I had originally hoped to build a .NET assembly directly using IronPython – something that appears to have been enabled with the 2.0 release of IronPython - which could then be loaded into AutoCAD. Unfortunately this was an exercise in frustration: AutoCAD makes heavy use of custom attributes for identifying commands etc., but IronPython doesn’t currently support the use of attributes.

Then, thankfully, Tim Riley came to the rescue: we’ve been in touch on and off over the years since he started the PyAcad.NET project to run IronPython code inside AutoCAD, and Tim was able to put together some working code which actually registered commands (after I’d pointed him at a function he could use from AutoCAD 2009’s acmgdinternal.dll – an unsupported assembly that exposes some otherwise quite helpful functions). He ended up choosing an implementation that had also been suggested to me by Albert Szilvasy: to implement a PYLOAD command using C# which allows selection and loading of a Python script (because Python is, ultimately, all about scripting rather than building static, compiled assemblies).

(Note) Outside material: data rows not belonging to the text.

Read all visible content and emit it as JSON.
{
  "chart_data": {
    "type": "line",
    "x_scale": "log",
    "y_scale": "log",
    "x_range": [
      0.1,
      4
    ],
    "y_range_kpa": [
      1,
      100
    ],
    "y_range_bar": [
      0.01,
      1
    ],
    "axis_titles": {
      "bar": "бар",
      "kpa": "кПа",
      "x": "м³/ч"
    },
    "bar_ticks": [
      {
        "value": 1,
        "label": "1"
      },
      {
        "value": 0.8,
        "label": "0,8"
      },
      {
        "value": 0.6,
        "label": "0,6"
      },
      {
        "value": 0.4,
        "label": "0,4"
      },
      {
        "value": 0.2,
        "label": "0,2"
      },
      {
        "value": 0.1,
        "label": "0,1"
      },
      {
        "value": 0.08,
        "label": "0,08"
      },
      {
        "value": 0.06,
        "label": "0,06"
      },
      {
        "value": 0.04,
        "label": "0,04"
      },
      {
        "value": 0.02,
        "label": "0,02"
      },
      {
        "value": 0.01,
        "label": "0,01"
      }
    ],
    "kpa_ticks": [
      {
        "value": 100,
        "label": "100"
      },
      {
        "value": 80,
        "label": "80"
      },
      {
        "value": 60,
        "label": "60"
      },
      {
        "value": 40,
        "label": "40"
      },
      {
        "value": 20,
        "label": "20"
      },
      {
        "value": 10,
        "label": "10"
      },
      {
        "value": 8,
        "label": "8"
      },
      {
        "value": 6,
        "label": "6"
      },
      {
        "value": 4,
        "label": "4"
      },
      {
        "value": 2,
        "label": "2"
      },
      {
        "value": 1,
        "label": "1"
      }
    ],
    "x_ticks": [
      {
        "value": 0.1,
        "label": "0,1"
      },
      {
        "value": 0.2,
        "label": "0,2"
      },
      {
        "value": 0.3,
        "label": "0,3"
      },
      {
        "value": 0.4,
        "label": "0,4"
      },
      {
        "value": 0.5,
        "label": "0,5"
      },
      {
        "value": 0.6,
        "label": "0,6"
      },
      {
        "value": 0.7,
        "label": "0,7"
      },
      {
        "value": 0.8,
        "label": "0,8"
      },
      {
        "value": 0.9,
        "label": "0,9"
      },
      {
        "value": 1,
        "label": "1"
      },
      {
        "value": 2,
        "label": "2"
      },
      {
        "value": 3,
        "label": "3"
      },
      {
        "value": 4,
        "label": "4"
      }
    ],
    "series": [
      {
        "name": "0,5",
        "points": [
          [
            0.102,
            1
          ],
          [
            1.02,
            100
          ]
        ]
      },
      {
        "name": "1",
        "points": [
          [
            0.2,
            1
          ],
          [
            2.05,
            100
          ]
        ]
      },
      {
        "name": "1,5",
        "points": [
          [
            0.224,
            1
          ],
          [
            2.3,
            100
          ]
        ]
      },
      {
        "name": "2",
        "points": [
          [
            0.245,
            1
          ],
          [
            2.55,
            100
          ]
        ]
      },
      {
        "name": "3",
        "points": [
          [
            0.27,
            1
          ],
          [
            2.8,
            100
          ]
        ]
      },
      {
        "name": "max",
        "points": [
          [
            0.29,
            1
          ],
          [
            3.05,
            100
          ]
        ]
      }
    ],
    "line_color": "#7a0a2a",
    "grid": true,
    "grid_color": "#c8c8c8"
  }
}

After getting my feet wet in the last post with my first IronPython application running inside AutoCAD, I decided it was time to attack a slightly more challenging problem: jigging a database-resident Solid3d object. The idea had come after I’d received a question by email from David Wolfe, who wanted to have a fully rendered 3D view of a cylinder he was jigging.
From what I can tell – and I’m really a newbie in both these languages – there is relatively little to separate the two: both Ruby and Python have their devotees but they ultimately to belong to different sects of the same faith (it’s hard to escape religious analogies when talking about programming languages, for some reason :-). That said, the fiercest arguments often seem to occur between people who very nearly agree. This is not something I know enough about to get involved in – even if I wished to – so I’m going to steer well clear of it, and simply show some simple Ruby code that does the same as in the equivalent post for IronPython. If you Google “python ruby comparison” you should find plenty of opinions out there.